In the teaching of the Würzburg School, one's own experience in the form of systematic self-observation is viewed as a basic source of psychological knowledge. The essential method was the experimental recording of cognitive processes with the help of retrospection (retrospective introspection ). Among other things, associations and thought processes triggered by given stimuli were examined. An important finding was the determined and partly unconscious control of human thinking. Because of the inclusion of higher intellectual processes, the methodological approach of the Würzburg School was criticized by Wilhelm Wundt as unscientific. Nevertheless, the Würzburg School and thought psychology created important foundations for the later cognitive turn . Their methods were rediscovered , among other things, in attribution research .

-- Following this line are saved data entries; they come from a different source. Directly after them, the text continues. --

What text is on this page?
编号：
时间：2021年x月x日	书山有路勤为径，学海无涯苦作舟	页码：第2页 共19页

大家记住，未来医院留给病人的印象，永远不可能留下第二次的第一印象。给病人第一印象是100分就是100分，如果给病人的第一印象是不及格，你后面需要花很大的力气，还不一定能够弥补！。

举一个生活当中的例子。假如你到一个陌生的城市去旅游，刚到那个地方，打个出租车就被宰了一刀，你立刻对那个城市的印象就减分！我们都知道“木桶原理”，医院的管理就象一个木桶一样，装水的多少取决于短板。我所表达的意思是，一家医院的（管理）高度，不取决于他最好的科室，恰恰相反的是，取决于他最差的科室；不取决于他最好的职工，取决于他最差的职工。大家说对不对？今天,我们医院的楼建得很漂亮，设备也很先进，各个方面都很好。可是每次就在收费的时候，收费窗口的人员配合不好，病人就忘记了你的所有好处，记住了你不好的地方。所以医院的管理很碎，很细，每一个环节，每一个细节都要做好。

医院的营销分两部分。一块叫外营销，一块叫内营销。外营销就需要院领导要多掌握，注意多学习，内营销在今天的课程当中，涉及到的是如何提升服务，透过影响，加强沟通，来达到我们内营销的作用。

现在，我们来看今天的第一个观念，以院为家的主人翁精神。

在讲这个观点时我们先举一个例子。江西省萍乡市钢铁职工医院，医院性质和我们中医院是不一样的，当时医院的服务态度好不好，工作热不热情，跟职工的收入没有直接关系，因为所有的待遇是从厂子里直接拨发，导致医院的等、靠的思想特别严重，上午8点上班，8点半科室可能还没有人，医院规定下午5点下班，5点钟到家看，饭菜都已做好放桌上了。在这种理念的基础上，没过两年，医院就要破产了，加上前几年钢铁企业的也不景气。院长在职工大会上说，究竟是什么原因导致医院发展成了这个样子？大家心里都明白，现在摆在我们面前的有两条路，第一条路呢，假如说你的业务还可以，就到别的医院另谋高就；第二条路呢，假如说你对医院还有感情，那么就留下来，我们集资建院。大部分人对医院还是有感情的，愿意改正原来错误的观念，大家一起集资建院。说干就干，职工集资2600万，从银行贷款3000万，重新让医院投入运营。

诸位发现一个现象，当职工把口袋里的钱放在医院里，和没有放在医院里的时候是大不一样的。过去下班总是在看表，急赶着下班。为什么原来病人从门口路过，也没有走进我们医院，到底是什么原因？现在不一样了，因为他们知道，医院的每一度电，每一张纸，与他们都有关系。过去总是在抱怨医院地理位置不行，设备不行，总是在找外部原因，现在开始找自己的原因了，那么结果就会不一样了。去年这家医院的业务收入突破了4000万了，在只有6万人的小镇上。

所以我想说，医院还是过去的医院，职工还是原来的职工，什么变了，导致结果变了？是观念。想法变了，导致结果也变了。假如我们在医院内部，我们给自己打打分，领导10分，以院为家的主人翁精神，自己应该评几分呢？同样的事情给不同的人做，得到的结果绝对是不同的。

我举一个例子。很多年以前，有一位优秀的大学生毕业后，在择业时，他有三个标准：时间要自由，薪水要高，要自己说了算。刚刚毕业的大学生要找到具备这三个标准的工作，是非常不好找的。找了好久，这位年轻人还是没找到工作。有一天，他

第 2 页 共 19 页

The Würzburg School has been remembered since 2005 with the award of the Oswald Külpe Prize , which is awarded to outstanding scientists who have experimentally researched higher mental processes.

literature

  • Wilhelm Janke: One hundred years of the Institute for Psychology and the Würzburg School of Thinking Psychology . Hogrefe, Göttingen 1999, ISBN 3-8017-1310-5 , pp. 508 .
  • Lois Madison: The Würzburg School and the Function versus Content Debate. In: Würzburger medical historical reports 12, 1994, pp. 315–322.

Web links

Individual evidence

  1. Gernot Huppmann, Reinhold Ahr: Erich Stern (1889-1959) and medical psychology: an ergobiographical sketch. In: Medical historical messages. Journal for the history of science and specialist prose research. Volume 34, 2015, pp. 137–155, here: p. 139.